Claims peace of mind

Claims excellence is what differentiates a successful life insurer from the crowd. “Our advisers want peace of mind for their clients,” said Piper. “They want their clients to enjoy claims certainty and the assurance that claiming against the policy will not be a painful process”. One of the ways to ensure a pain free claims experience is to have the right type of cover in place, especially for insureds with multiple occupations or unorthodox income streams. 

A claim against a comprehensive policy becomes tricky if you have two different occupations because the injury or illness may only prevent you from performing one role and not the other,” said Samuel. Another issue arises when the incomes from two different occupations are insured on the same policy, due to insurers using the highest risk occupation to price the policy. FMI solves these problems by protecting each occupation independently and ensuring that the right premium is charged. “You could structure a solution that incorporates three separate policies for three income sources,” concluded Samuel. “Your client will pay the correct premium for the level of risk presented”. 
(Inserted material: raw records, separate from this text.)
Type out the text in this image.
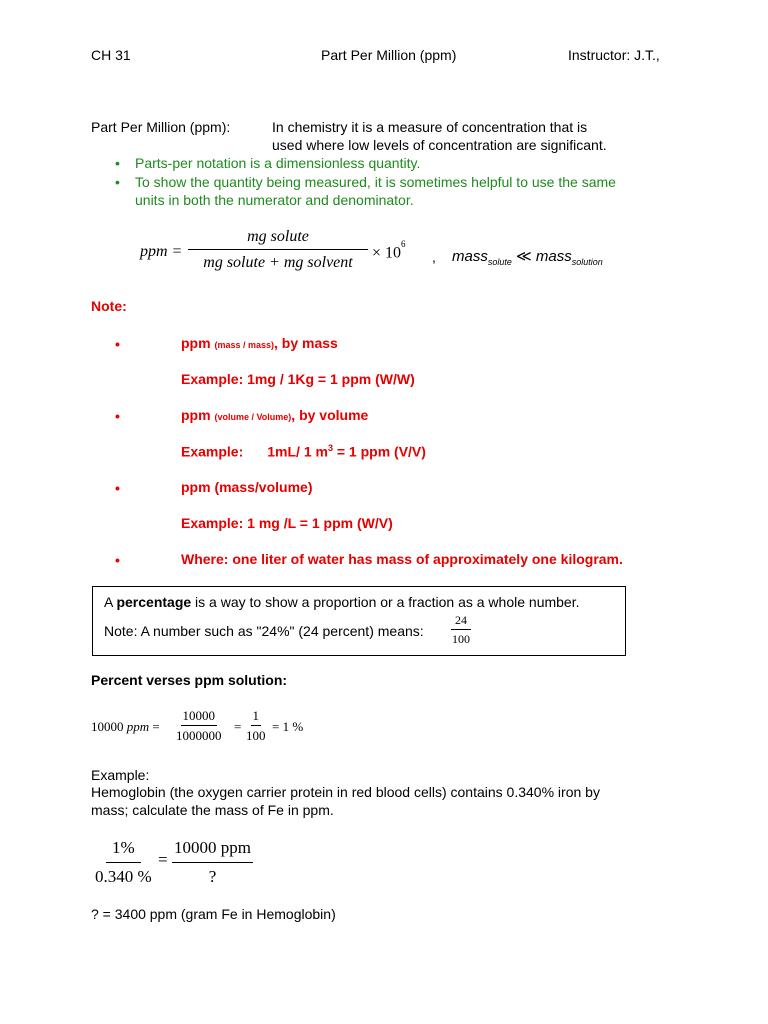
CH 31	Part Per Million (ppm)	Instructor: J.T.,
Part Per Million (ppm):	In chemistry it is a measure of concentration that is
used where low levels of concentration are significant.
• Parts-per notation is a dimensionless quantity.
• To show the quantity being measured, it is sometimes helpful to use the same
units in both the numerator and denominator.
ppm = $\frac{\text{mg solute}}{\text{mg solute + mg solvent}} \times 10^6$
, mass$_{solute}$ ≪ mass$_{solution}$
Note:
•	ppm (mass / mass), by mass
Example: 1mg / 1Kg = 1 ppm (W/W)
•	ppm (volume / Volume), by volume
Example: 1mL/ 1 $m^3 = 1$ ppm (V/V)
•	ppm (mass/volume)
Example: 1 mg /L = 1 ppm (W/V)
•	Where: one liter of water has mass of approximately one kilogram.
A percentage is a way to show a proportion or a fraction as a whole number.
Note: A number such as "24%" (24 percent) means: $\frac{24}{100}$
Percent verses ppm solution:
10000 ppm = $\frac{10000}{1000000} = \frac{1}{100} = 1$ %
Example:
Hemoglobin (the oxygen carrier protein in red blood cells) contains 0.340% iron by
mass; calculate the mass of Fe in ppm.
$\frac{1\%}{0.340 \%} = \frac{\text{10000 ppm}}{?}$
? = 3400 ppm (gram Fe in Hemoglobin)
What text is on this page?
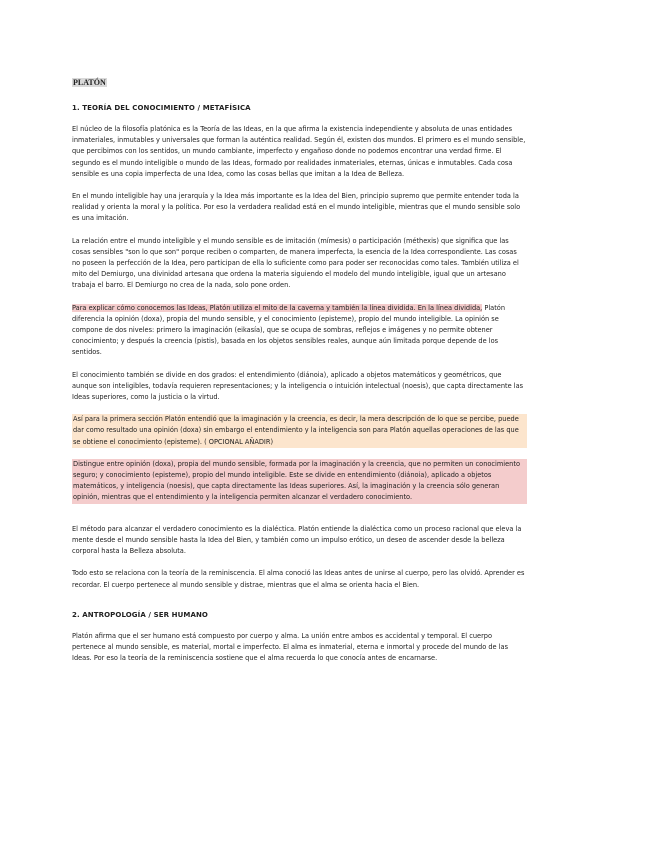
PLATÓN
1. TEORÍA DEL CONOCIMIENTO / METAFÍSICA

El núcleo de la filosofía platónica es la Teoría de las Ideas, en la que afirma la existencia independiente y absoluta de unas entidades inmateriales, inmutables y universales que forman la auténtica realidad. Según él, existen dos mundos. El primero es el mundo sensible, que percibimos con los sentidos, un mundo cambiante, imperfecto y engañoso donde no podemos encontrar una verdad firme. El segundo es el mundo inteligible o mundo de las Ideas, formado por realidades inmateriales, eternas, únicas e inmutables. Cada cosa sensible es una copia imperfecta de una Idea, como las cosas bellas que imitan a la Idea de Belleza.

En el mundo inteligible hay una jerarquía y la Idea más importante es la Idea del Bien, principio supremo que permite entender toda la realidad y orienta la moral y la política. Por eso la verdadera realidad está en el mundo inteligible, mientras que el mundo sensible solo es una imitación.

La relación entre el mundo inteligible y el mundo sensible es de imitación (mímesis) o participación (méthexis) que significa que las cosas sensibles "son lo que son" porque reciben o comparten, de manera imperfecta, la esencia de la Idea correspondiente. Las cosas no poseen la perfección de la Idea, pero participan de ella lo suficiente como para poder ser reconocidas como tales. También utiliza el mito del Demiurgo, una divinidad artesana que ordena la materia siguiendo el modelo del mundo inteligible, igual que un artesano trabaja el barro. El Demiurgo no crea de la nada, solo pone orden.

Para explicar cómo conocemos las Ideas, Platón utiliza el mito de la caverna y también la línea dividida. En la línea dividida, Platón diferencia la opinión (doxa), propia del mundo sensible, y el conocimiento (episteme), propio del mundo inteligible. La opinión se compone de dos niveles: primero la imaginación (eikasía), que se ocupa de sombras, reflejos e imágenes y no permite obtener conocimiento; y después la creencia (pistis), basada en los objetos sensibles reales, aunque aún limitada porque depende de los sentidos.

El conocimiento también se divide en dos grados: el entendimiento (diánoia), aplicado a objetos matemáticos y geométricos, que aunque son inteligibles, todavía requieren representaciones; y la inteligencia o intuición intelectual (noesis), que capta directamente las Ideas superiores, como la justicia o la virtud.

Así para la primera sección Platón entendió que la imaginación y la creencia, es decir, la mera descripción de lo que se percibe, puede dar como resultado una opinión (doxa) sin embargo el entendimiento y la inteligencia son para Platón aquellas operaciones de las que se obtiene el conocimiento (episteme). ( OPCIONAL AÑADIR)

Distingue entre opinión (doxa), propia del mundo sensible, formada por la imaginación y la creencia, que no permiten un conocimiento seguro; y conocimiento (episteme), propio del mundo inteligible. Este se divide en entendimiento (diánoia), aplicado a objetos matemáticos, y inteligencia (noesis), que capta directamente las Ideas superiores. Así, la imaginación y la creencia sólo generan opinión, mientras que el entendimiento y la inteligencia permiten alcanzar el verdadero conocimiento.

El método para alcanzar el verdadero conocimiento es la dialéctica. Platón entiende la dialéctica como un proceso racional que eleva la mente desde el mundo sensible hasta la Idea del Bien, y también como un impulso erótico, un deseo de ascender desde la belleza corporal hasta la Belleza absoluta.

Todo esto se relaciona con la teoría de la reminiscencia. El alma conoció las Ideas antes de unirse al cuerpo, pero las olvidó. Aprender es recordar. El cuerpo pertenece al mundo sensible y distrae, mientras que el alma se orienta hacia el Bien.

2. ANTROPOLOGÍA / SER HUMANO

Platón afirma que el ser humano está compuesto por cuerpo y alma. La unión entre ambos es accidental y temporal. El cuerpo pertenece al mundo sensible, es material, mortal e imperfecto. El alma es inmaterial, eterna e inmortal y procede del mundo de las Ideas. Por eso la teoría de la reminiscencia sostiene que el alma recuerda lo que conocía antes de encarnarse.
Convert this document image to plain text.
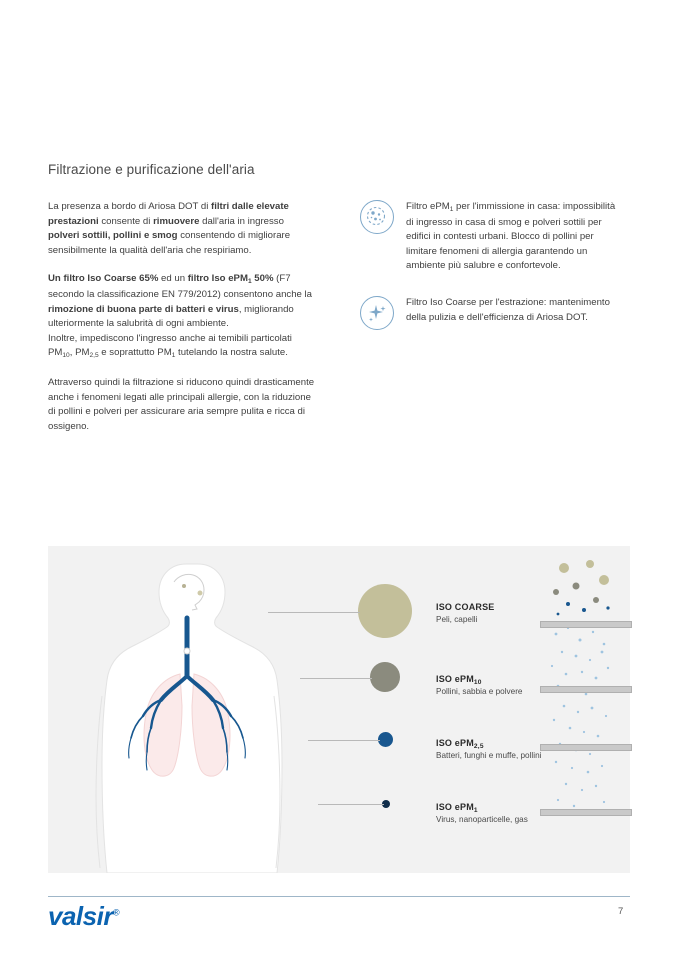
Filtrazione e purificazione dell'aria

La presenza a bordo di Ariosa DOT di filtri dalle elevate prestazioni consente di rimuovere dall'aria in ingresso polveri sottili, pollini e smog consentendo di migliorare sensibilmente la qualità dell'aria che respiriamo.

Un filtro Iso Coarse 65% ed un filtro Iso ePM$_1$ 50% (F7 secondo la classificazione EN 779/2012) consentono anche la rimozione di buona parte di batteri e virus, migliorando ulteriormente la salubrità di ogni ambiente.
Inoltre, impediscono l'ingresso anche ai temibili particolati $PM_{10}$, $PM_{2,5}$ e soprattutto $PM_1$ tutelando la nostra salute.

Attraverso quindi la filtrazione si riducono quindi drasticamente anche i fenomeni legati alle principali allergie, con la riduzione di pollini e polveri per assicurare aria sempre pulita e ricca di ossigeno.

Filtro ePM$_1$ per l'immissione in casa: impossibilità di ingresso in casa di smog e polveri sottili per edifici in contesti urbani. Blocco di pollini per limitare fenomeni di allergia garantendo un ambiente più salubre e confortevole.
Filtro Iso Coarse per l'estrazione: mantenimento della pulizia e dell'efficienza di Ariosa DOT.
ISO COARSE
Peli, capelli
ISO ePM$_{10}$
Pollini, sabbia e polvere
ISO ePM$_{2,5}$
Batteri, funghi e muffe, pollini
ISO ePM$_1$
Virus, nanoparticelle, gas
valsir®	7
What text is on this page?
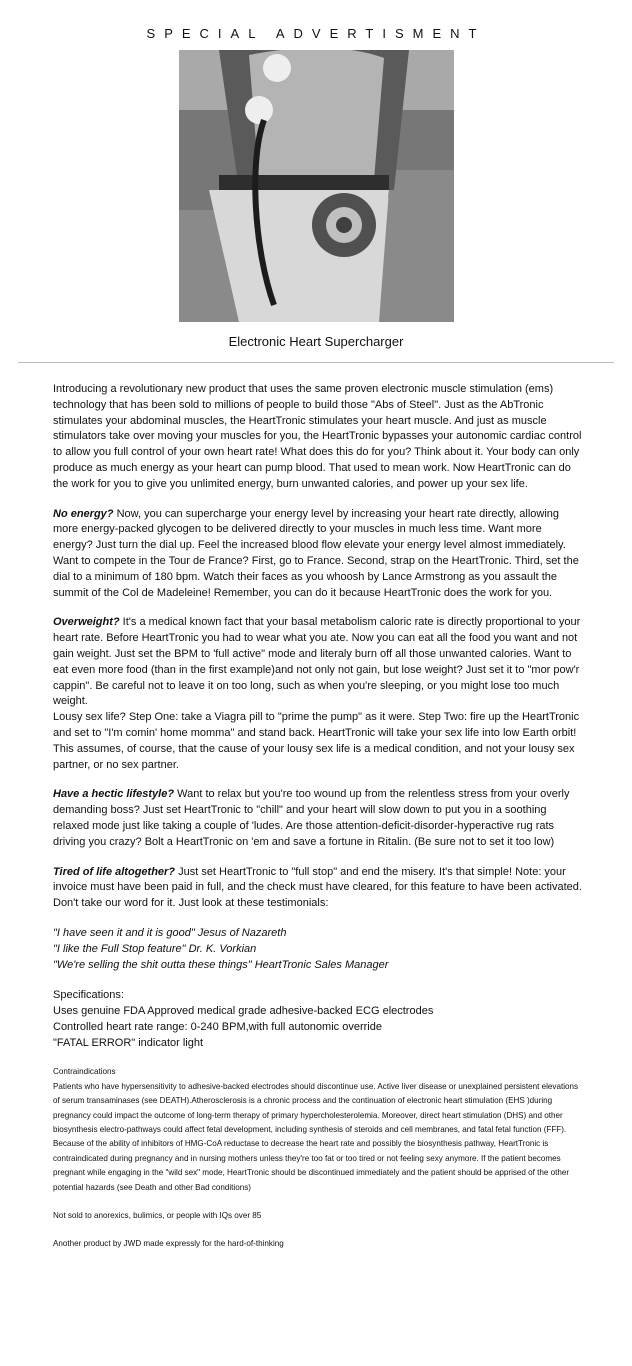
SPECIAL ADVERTISMENT
Electronic Heart Supercharger

Introducing a revolutionary new product that uses the same proven electronic muscle stimulation (ems) technology that has been sold to millions of people to build those "Abs of Steel". Just as the AbTronic stimulates your abdominal muscles, the HeartTronic stimulates your heart muscle. And just as muscle stimulators take over moving your muscles for you, the HeartTronic bypasses your autonomic cardiac control to allow you full control of your own heart rate! What does this do for you? Think about it. Your body can only produce as much energy as your heart can pump blood. That used to mean work. Now HeartTronic can do the work for you to give you unlimited energy, burn unwanted calories, and power up your sex life.

No energy? Now, you can supercharge your energy level by increasing your heart rate directly, allowing more energy-packed glycogen to be delivered directly to your muscles in much less time. Want more energy? Just turn the dial up. Feel the increased blood flow elevate your energy level almost immediately. Want to compete in the Tour de France? First, go to France. Second, strap on the HeartTronic. Third, set the dial to a minimum of 180 bpm. Watch their faces as you whoosh by Lance Armstrong as you assault the summit of the Col de Madeleine! Remember, you can do it because HeartTronic does the work for you.

Overweight? It's a medical known fact that your basal metabolism caloric rate is directly proportional to your heart rate. Before HeartTronic you had to wear what you ate. Now you can eat all the food you want and not gain weight. Just set the BPM to 'full active" mode and literaly burn off all those unwanted calories. Want to eat even more food (than in the first example)and not only not gain, but lose weight? Just set it to "mor pow'r cappin". Be careful not to leave it on too long, such as when you're sleeping, or you might lose too much weight.
Lousy sex life? Step One: take a Viagra pill to "prime the pump" as it were. Step Two: fire up the HeartTronic and set to "I'm comin' home momma" and stand back. HeartTronic will take your sex life into low Earth orbit! This assumes, of course, that the cause of your lousy sex life is a medical condition, and not your lousy sex partner, or no sex partner.

Have a hectic lifestyle? Want to relax but you're too wound up from the relentless stress from your overly demanding boss? Just set HeartTronic to "chill" and your heart will slow down to put you in a soothing relaxed mode just like taking a couple of 'ludes. Are those attention-deficit-disorder-hyperactive rug rats driving you crazy? Bolt a HeartTronic on 'em and save a fortune in Ritalin. (Be sure not to set it too low)

Tired of life altogether? Just set HeartTronic to "full stop" and end the misery. It's that simple! Note: your invoice must have been paid in full, and the check must have cleared, for this feature to have been activated.
Don't take our word for it. Just look at these testimonials:

"I have seen it and it is good" Jesus of Nazareth
"I like the Full Stop feature" Dr. K. Vorkian
"We're selling the shit outta these things" HeartTronic Sales Manager

Specifications:
Uses genuine FDA Approved medical grade adhesive-backed ECG electrodes
Controlled heart rate range: 0-240 BPM,with full autonomic override
"FATAL ERROR" indicator light

Contraindications
Patients who have hypersensitivity to adhesive-backed electrodes should discontinue use. Active liver disease or unexplained persistent elevations of serum transaminases (see DEATH).Atherosclerosis is a chronic process and the continuation of electronic heart stimulation (EHS )during pregnancy could impact the outcome of long-term therapy of primary hypercholesterolemia. Moreover, direct heart stimulation (DHS) and other biosynthesis electro-pathways could affect fetal development, including synthesis of steroids and cell membranes, and fatal fetal function (FFF). Because of the ability of inhibitors of HMG-CoA reductase to decrease the heart rate and possibly the biosynthesis pathway, HeartTronic is contraindicated during pregnancy and in nursing mothers unless they're too fat or too tired or not feeling sexy anymore. If the patient becomes pregnant while engaging in the "wild sex" mode, HeartTronic should be discontinued immediately and the patient should be apprised of the other potential hazards (see Death and other Bad conditions)

Not sold to anorexics, bulimics, or people with IQs over 85

Another product by JWD made expressly for the hard-of-thinking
Insurance for the gig economy

The challenge that financial advisers face is to ensure that their clients have appropriate cover in place. “There are many occupation types that we have not been able to put on cover in the past,” concluded Piper. “We believe that insurance products must adapt to allow all potential clients to get appropriate cover. Our role is to evolve product solutions to match the ever-changing work environment”. 

Writer’s thoughts:
The “income first” proposition shared during FMI’s recent media presentation ties in with the insurer’s philosophy of insuring 100% of your clients’ monthly income. Do you agree with the focus on “income first” or do you proceed with death, disability, and severe illness on the basis that lump sum pay outs can be utilised to replace income streams? Please comment below, interact with us on Twitter at @fanews_online or email us your thoughts [email protected].


Added by Frederick van Heerden, 02 Sep 2020
Good day, With disability, accident, hospitalisation & long term sickness I agree with Monthly payouts. With death every thing comes to an end....outstanding Bonds & other debt must be payed in one go or sold to clear the debt..... How will the executor of the deceased estate convince creditors to wait another 5- 10 years for their money? Will the Master & Sars be willing to wait?